Perhaps I just don't have the correct syntax, but I've also tried "lib://Documents/Documents/Adobe", "lib://Documents/Documents/Adobe/*", "\Documents\Adobe*", etc.
When I unsync the Adobe folder (click twice on the checkbox/arrow), all child folders named "##.#" (e.g., "22.0") are ignored, as are all child folders following those subfolders. This is much easier to see in the video than it is to explain.
For 1, use the + button in the exclusion list to select the folder you want to exclude. That should add the path with the correct syntax.

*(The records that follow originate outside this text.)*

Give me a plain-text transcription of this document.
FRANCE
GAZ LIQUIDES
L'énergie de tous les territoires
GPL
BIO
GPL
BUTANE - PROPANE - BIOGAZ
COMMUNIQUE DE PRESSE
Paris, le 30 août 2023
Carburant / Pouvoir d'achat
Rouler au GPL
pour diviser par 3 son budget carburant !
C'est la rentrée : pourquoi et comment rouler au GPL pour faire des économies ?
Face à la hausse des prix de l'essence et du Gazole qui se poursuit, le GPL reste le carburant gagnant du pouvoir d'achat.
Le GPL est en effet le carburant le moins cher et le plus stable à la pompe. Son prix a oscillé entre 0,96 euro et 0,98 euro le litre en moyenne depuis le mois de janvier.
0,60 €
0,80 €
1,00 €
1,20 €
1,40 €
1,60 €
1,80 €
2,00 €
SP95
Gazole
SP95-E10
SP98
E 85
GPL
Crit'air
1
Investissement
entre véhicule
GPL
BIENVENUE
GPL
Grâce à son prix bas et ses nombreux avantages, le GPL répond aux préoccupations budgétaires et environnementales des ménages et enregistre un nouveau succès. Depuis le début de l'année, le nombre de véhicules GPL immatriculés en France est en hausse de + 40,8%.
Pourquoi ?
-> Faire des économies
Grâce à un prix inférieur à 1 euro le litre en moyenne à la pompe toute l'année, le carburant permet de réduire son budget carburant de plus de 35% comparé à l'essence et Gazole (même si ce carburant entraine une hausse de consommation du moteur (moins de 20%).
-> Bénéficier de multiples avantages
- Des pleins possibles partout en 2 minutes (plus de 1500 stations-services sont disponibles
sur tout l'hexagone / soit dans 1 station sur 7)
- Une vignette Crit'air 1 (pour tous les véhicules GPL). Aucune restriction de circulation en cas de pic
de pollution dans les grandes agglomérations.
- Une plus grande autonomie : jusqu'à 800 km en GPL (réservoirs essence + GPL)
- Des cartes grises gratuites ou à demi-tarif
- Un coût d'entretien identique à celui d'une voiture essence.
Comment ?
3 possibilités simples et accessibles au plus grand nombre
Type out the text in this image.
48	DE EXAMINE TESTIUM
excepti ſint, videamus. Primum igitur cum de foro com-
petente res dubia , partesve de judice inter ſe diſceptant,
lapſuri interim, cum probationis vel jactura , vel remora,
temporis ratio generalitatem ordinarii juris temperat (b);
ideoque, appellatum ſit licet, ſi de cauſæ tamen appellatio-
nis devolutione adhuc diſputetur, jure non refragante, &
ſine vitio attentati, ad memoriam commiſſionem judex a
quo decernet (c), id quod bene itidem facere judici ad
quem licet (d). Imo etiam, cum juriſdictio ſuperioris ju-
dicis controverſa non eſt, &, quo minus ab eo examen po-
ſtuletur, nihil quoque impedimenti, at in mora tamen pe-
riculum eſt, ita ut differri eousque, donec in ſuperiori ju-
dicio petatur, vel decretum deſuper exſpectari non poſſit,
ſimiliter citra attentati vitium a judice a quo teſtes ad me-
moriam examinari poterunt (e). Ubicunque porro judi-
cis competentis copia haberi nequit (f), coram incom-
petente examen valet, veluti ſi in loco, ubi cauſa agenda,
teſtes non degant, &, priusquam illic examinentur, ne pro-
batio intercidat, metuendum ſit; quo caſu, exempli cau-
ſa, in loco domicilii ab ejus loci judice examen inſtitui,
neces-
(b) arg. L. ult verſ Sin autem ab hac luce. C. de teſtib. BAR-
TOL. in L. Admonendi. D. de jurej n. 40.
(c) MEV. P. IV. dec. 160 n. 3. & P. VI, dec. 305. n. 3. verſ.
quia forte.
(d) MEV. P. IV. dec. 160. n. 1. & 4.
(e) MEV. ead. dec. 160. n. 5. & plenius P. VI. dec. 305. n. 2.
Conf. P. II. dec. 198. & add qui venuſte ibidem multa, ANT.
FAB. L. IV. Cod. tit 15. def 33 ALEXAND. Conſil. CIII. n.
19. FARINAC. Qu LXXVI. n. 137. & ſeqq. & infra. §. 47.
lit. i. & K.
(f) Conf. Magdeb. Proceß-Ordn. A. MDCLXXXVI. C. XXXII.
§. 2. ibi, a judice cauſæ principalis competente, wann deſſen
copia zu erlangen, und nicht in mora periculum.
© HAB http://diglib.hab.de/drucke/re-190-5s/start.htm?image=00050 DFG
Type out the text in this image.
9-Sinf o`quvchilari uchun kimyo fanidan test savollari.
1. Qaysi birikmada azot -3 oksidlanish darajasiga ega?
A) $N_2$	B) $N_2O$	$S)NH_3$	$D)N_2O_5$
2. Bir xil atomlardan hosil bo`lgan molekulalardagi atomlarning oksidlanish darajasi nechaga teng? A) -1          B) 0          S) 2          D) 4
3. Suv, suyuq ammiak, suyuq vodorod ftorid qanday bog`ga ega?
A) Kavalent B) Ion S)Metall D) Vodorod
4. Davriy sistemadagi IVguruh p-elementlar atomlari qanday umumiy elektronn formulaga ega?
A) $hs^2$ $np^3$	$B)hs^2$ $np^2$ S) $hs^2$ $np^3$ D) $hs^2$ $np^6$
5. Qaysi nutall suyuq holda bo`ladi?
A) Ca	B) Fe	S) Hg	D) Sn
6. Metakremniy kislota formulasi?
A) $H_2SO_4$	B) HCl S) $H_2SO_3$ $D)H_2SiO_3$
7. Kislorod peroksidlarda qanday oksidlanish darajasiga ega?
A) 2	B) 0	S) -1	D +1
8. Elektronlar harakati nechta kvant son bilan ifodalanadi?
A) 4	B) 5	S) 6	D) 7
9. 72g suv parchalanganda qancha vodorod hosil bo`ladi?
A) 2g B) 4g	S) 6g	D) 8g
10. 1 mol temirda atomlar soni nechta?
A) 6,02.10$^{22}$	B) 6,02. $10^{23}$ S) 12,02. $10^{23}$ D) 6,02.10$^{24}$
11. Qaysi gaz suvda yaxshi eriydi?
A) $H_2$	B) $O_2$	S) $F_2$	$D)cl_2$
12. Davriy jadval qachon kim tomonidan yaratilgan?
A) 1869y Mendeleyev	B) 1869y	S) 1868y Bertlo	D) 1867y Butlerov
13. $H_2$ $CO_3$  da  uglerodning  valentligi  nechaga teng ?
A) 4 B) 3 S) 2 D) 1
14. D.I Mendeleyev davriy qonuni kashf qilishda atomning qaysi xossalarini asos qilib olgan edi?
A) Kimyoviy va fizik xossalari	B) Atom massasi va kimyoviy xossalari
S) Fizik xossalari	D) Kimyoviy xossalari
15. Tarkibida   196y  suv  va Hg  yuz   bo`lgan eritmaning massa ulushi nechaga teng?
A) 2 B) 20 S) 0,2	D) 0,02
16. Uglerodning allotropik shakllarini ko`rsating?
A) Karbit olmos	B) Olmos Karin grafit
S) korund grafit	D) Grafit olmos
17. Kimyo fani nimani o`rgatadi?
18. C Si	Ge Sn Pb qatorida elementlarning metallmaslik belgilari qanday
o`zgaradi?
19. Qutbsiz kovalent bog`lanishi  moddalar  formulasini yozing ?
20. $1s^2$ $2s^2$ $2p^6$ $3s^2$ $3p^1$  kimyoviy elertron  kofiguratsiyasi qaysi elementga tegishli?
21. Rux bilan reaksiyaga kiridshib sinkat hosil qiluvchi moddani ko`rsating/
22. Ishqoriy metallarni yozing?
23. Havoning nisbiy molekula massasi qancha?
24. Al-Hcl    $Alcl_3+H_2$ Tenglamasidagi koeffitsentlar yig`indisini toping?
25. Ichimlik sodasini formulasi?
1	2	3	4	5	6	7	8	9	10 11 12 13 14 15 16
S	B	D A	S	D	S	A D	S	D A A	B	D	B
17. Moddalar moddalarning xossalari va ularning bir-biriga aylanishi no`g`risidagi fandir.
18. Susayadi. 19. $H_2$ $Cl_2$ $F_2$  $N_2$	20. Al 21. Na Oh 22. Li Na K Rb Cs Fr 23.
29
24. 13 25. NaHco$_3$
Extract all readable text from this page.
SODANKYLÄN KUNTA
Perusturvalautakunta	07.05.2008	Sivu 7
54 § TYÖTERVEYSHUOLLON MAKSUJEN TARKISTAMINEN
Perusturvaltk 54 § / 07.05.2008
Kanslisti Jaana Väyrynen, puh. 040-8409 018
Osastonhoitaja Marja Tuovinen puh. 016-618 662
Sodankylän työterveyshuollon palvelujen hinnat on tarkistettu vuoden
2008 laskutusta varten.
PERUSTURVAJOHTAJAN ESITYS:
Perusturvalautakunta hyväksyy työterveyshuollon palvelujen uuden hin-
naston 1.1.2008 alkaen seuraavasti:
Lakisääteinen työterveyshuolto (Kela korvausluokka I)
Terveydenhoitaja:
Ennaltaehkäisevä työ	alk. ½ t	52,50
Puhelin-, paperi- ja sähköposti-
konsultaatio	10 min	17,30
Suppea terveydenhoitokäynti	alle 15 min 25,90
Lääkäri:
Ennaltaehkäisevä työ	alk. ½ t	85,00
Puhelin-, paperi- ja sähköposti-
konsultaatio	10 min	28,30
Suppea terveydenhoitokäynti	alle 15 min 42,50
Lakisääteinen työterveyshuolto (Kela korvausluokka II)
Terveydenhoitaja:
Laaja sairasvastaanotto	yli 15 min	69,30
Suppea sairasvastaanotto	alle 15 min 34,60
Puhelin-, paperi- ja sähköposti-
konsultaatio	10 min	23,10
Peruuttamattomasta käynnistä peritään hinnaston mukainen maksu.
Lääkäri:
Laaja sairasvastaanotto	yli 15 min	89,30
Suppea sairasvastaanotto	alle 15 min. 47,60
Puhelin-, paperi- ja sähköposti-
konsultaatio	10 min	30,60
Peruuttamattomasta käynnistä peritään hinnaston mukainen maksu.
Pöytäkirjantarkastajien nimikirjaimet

For 2, would it be possible to zip a minimal example folder that triggers the problem? I wasn't able to reproduce it by trying to create my own, but there's probably an important detail that isn't in my folder but is in yours.
#1. I tried that before, but that doesn't work either. See the attached demonstration video. Something to do with this being in my Documents folder?
#2. Zip attached. Also see second video, where I too am unable to replicate this issue when the folder structure is somewhere other than my Documents folder.
I found a solution that solves both issues: instead of choosing an actual folder, I just typed "Documents/Adobe" (which DOpus dutifully added to the Exclude list), and that seems to work just fine.
The way the exclusion list works definitely has some quirks we'd like to iron out when we have time.
It's trying to make it so you can exclude folders by name (especially things like Recycle Bin that are on every drive and can't be excluded by full path) while also allowing paths and wildcards, and the result is it can be finicky about exactly how the exclusion is specified at the moment.
Gets even more complicated with libraries (same folder may have multiple paths pointing to it) and junctions/symlinks (ditto), as well as localised names (the name displayed for a folder might not match the name it uses on disk, even in English sometimes).